Ce qui est arrivé est malheureusement bien plus prosaïque. Il se trouve que la Cour de cassation (juridiction suprême en France), qui avait été saisie d'un litige entre une épargnante et le groupe des Caisses d'Epargne sous prétexte que cette personne avait, hélas ! perdu 1.300 euros sur un capital de 7.650 euros investi dans un fonds commun de placement, a finalement condamné le banquier à verser des dommages et intérêts sous prétexte qu'il n'avait pas « averti clairement » des risques de perte encourus par les clients sur tel ou tel produit d'épargne.
Avec une telle jurisprudence, on imagine aujourd'hui la chair de poule que doivent avoir tous les services juridiques des grandes banques de la place, voire des assureurs-vie. Et encore, il s'agit, dans le cas porté devant les juges en tenue d'hermine, d'un placement boursier assez classique même s'il est enrobé dans un fonds commun de placement. Mais que se passerait-il si tous ceux qui se sont retrouvés l'an passé coincés dans des produits dits « monétaires dynamiques », où ils pouvaient espérer trouver sécurité et rendement alors qu'ils étaient indirectement possesseurs de subprimes, prenaient à la lettre cette arrêt léonin ?
Bien sûr qu'il faut des réglementations en matière d'épargne. Bien sûr qu'il faut s'adresser aux épargnants comme s'ils n'étaient pas tous des investisseurs avertis. C'est ce à quoi s'emploie Le Journal des Finances. Bien sûr que les prescripteurs de produits financiers ont une responsabilité. Et celle-ci a été renforcée par les dernières directives européennes.

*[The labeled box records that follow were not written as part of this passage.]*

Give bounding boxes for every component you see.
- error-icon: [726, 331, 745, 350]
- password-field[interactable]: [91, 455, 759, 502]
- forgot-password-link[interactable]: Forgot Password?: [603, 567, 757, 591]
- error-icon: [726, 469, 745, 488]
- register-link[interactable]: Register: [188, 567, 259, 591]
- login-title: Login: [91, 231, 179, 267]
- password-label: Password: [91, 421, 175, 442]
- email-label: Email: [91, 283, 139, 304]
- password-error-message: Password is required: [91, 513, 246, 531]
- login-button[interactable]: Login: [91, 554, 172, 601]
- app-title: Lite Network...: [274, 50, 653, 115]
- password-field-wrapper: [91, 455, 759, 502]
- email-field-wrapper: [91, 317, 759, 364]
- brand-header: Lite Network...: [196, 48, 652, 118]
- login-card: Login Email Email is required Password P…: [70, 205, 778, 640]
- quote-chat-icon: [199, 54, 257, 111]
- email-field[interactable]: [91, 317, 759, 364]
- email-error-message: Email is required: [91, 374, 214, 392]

Mais exiger qu'une compensation financière soit versée à quelqu'un qui a sciemment investi en Bourse, c'est nier le risque, c'est nier l'acceptation du risque et, surtout, la responsabilité individuelle. C'est faire prendre des vessies pour des lanternes et faire croire qu'on peut obtenir une plus-value sans être soumis à un risque. Bref, c'est tout le contraire de ce que nous expliquons dans ces colonnes à longueur de semaines à des actionnaires individuels, libres, responsables de leurs choix et capables d'accepter des risques.